Eternité du monde. En s'opposant au créationnisme ex nihilo, Averroès défendait l'idée de l'éternité du monde matériel, ce qui entrait également en conflit avec le christianisme orthodoxe et l'islam.
À la fin de sa vie, Averroès tomba en disgrâce à la cour, ses œuvres furent brûlées et il fut envoyé en exil à Linares. Cependant, son héritage intellectuel fut indestructible.
En Europe : Ses idées furent condamnées par l'Église (condamnations de Paris de 1270 et 1277), mais ce fut elles qui devinrent un catalyseur du développement de la philosophie occidentale. Des penseurs comme Siger de Brabant à l'Université de Paris ont mené le mouvement des averroïstes latins. Les débats avec l'averroïsme ont forcé Thomas d'Aquin à écrire son œuvre monumentale «Summa Theologica» pour concilier l'aristotélisme et le christianisme, mais sur ses propres conditions. Plus tard, des intérêts pour Averroès furent manifestés par Dante Alighieri (qui l'a placé dans le Limbe dans la Divine Comédie à côté des grands philosophes antiques) et les théoriciens de l'école padouane de la Renaissance.
Dans le monde islamique : Paradoxalement, l'héritage philosophique d'Ibn Rushd fut rapidement oublié après sa mort en Arabie. Son rationalisme allait à l'encontre du courant mystique croissant du soufisme et de la théologie conservatrice. Le renouveau de l'averroïsme dans le monde arabe a commencé au XIXe siècle dans le cadre du mouvement an-Nahda (Renaissance arabe), où il fut perçu comme un symbole d'un islam rationnel, éclairé.
La célébration moderne de la Journée d'Averroès n'est pas simplement un rite académique.

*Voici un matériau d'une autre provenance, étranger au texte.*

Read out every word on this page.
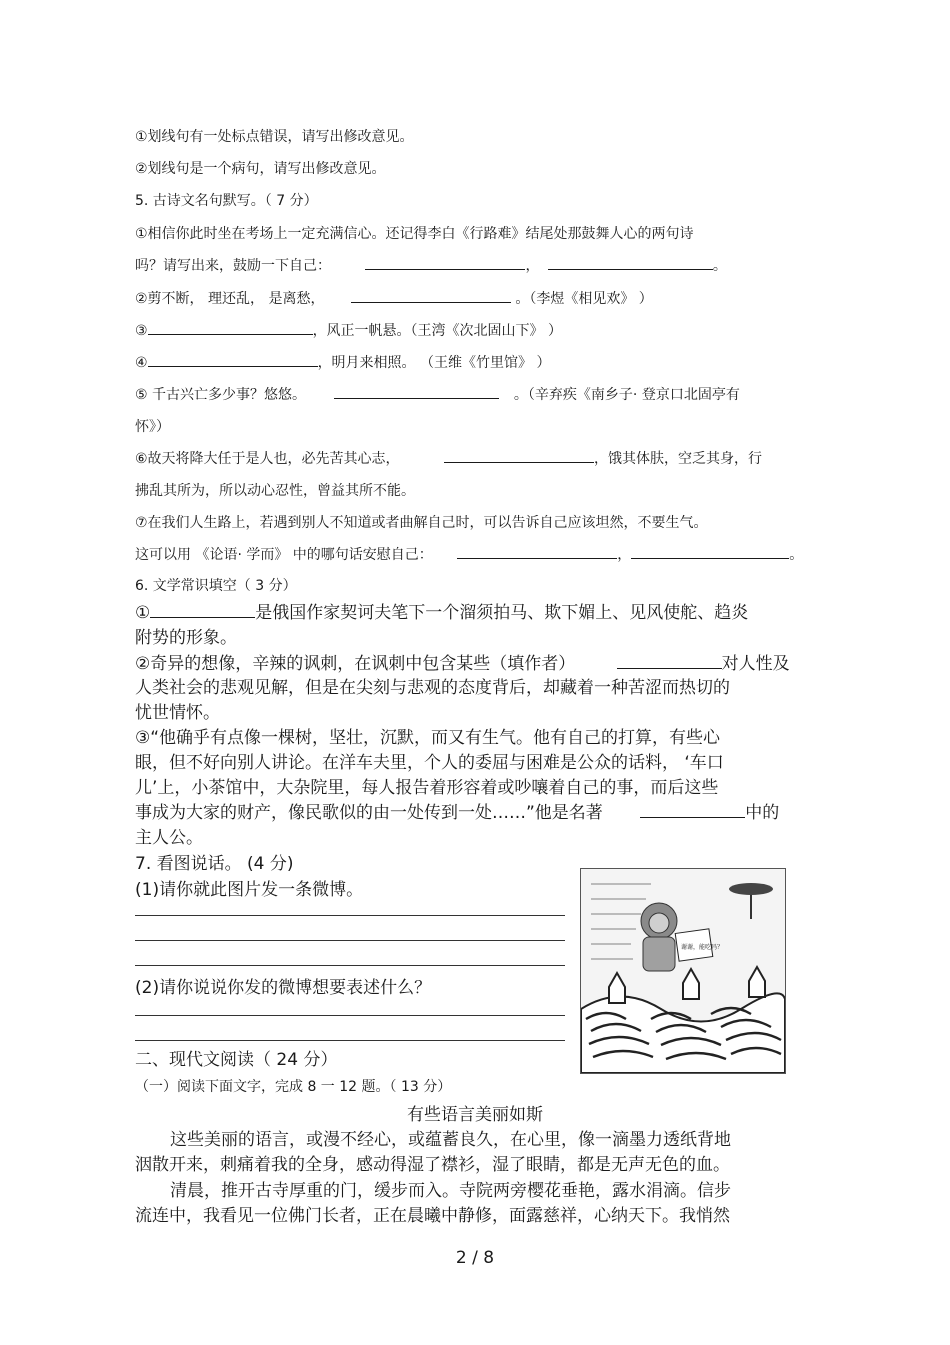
①划线句有一处标点错误，请写出修改意见。
②划线句是一个病句，请写出修改意见。
5. 古诗文名句默写。（ 7 分）
①相信你此时坐在考场上一定充满信心。还记得李白《行路难》结尾处那鼓舞人心的两句诗
吗？请写出来，鼓励一下自己：	，	。
②剪不断， 理还乱， 是离愁，	。（李煜《相见欢》 ）
③	，风正一帆悬。（王湾《次北固山下》 ）
④	，明月来相照。 （王维《竹里馆》 ）
⑤ 千古兴亡多少事？悠悠。	。（辛弃疾《南乡子· 登京口北固亭有
怀》）
⑥故天将降大任于是人也，必先苦其心志，	，饿其体肤，空乏其身，行
拂乱其所为，所以动心忍性，曾益其所不能。
⑦在我们人生路上，若遇到别人不知道或者曲解自己时，可以告诉自己应该坦然，不要生气。
这可以用 《论语· 学而》 中的哪句话安慰自己：	，	。
6. 文学常识填空（ 3 分）
①	是俄国作家契诃夫笔下一个溜须拍马、欺下媚上、见风使舵、趋炎
附势的形象。
②奇异的想像，辛辣的讽刺，在讽刺中包含某些（填作者）	对人性及
人类社会的悲观见解，但是在尖刻与悲观的态度背后，却藏着一种苦涩而热切的
忧世情怀。
③“他确乎有点像一棵树，坚壮，沉默，而又有生气。他有自己的打算，有些心
眼，但不好向别人讲论。在洋车夫里，个人的委屈与困难是公众的话料， ‘车口
儿’上，小茶馆中，大杂院里，每人报告着形容着或吵嚷着自己的事，而后这些
事成为大家的财产，像民歌似的由一处传到一处……”他是名著	中的
主人公。
7. 看图说话。 (4 分)
(1)请你就此图片发一条微博。
(2)请你说说你发的微博想要表述什么？
谢谢，能吃吗？
二、现代文阅读（ 24 分）
（一）阅读下面文字，完成 8 一 12 题。（ 13 分）
有些语言美丽如斯
这些美丽的语言，或漫不经心，或蕴蓄良久，在心里，像一滴墨力透纸背地
洇散开来，刺痛着我的全身，感动得湿了襟衫，湿了眼睛，都是无声无色的血。
清晨，推开古寺厚重的门，缓步而入。寺院两旁樱花垂艳，露水涓滴。信步
流连中，我看见一位佛门长者，正在晨曦中静修，面露慈祥，心纳天下。我悄然
2 / 8
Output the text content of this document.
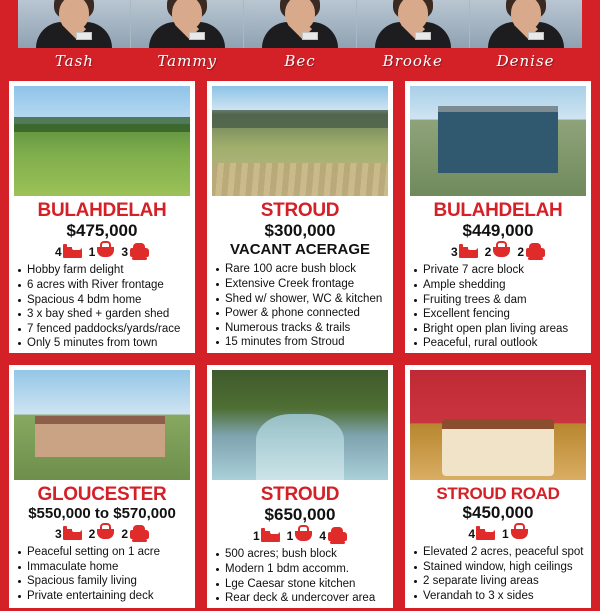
Tash	Tammy	Bec	Brooke	Denise
BULAHDELAH
$475,000
4 1 3
Hobby farm delight
6 acres with River frontage
Spacious 4 bdm home
3 x bay shed + garden shed
7 fenced paddocks/yards/race
Only 5 minutes from town
STROUD
$300,000
VACANT ACERAGE
Rare 100 acre bush block
Extensive Creek frontage
Shed w/ shower, WC & kitchen
Power & phone connected
Numerous tracks & trails
15 minutes from Stroud
BULAHDELAH
$449,000
3 2 2
Private 7 acre block
Ample shedding
Fruiting trees & dam
Excellent fencing
Bright open plan living areas
Peaceful, rural outlook
GLOUCESTER
$550,000 to $570,000
3 2 2
Peaceful setting on 1 acre
Immaculate home
Spacious family living
Private entertaining deck
STROUD
$650,000
1 1 4
500 acres; bush block
Modern 1 bdm accomm.
Lge Caesar stone kitchen
Rear deck & undercover area
STROUD ROAD
$450,000
4 1
Elevated 2 acres, peaceful spot
Stained window, high ceilings
2 separate living areas
Verandah to 3 x sides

C'est un prétexte pour réfléchir à des sujets actuels :
Dialogue entre les cultures et les religions : Averroès est une figure-pont entre les civilisations islamique, juive (ses œuvres ont été étudiées par Maïmonide et d'autres philosophes juifs) et chrétienne. Sa vie en Al-Andalous symbolise l'époque de Convivencia («Sousistance»), même si elle est idéalisée, mais un échange culturel réel.
Liberté de pensée et raison laïque : Averroès défendait l'autonomie de la recherche philosophique par rapport au dictat du dogmatisme religieux. En cela, il apparaît comme une prédécesseur du siècle des Lumières européen et un symbole de la liberté de la recherche scientifique.
Héritage d'Al-Andalous : Pour l'Espagne moderne, en particulier l'Andalousie, Averroès fait partie importante du récit historique national, soulignant les racines pluriconfessionnelles de l'identité européenne.
Médecin et encyclopédiste : Averroès était l'auteur du traité médical «Kitāb al-Kulliyyāt» («Livre des principes communs de la médecine», connu en Occident sous le nom de Colliget), qui est devenu l'un des principaux manuels.
«Antigazali» : Son œuvre «Tahāfut at-tahāfut» («La réfutation de la réfutation») était une réponse à la célèbre critique de la philosophie par le mystique et théologien Al-Ghazali («Auto-refutation des philosophes»). Ce débat est un moment clé dans l'histoire de la pensée islamique.
Image dans l'art : Averroès est devenu un personnage du film «La destinée» (1997) du réalisateur égyptien Youssef Chahine — une allégorie massive de la lutte du libre-pensée contre le fanatisme.
Conclusion : La Journée d'Averroès n'est pas tant un jour de mémoire pour un philosophe disparu, qu'une fête du vivant de la raison, de la pensée critique et du dialogue. Dans l'époque des nouvelles formes d'ignorance, de xénophobie et de conflits entre civilisations, sa figure rappelle que les plus hautes réalisations intellectuelles de l'humanité sont nées au carrefour des cultures, dans un courageux désir de vérité, surmontant les frontières des confessions et des époques. En célébrant ce jour, nous honorons non le passé, mais une opportunité éternelle — l'opportunité de compréhension qui a été, est et doit rester notre outil commun.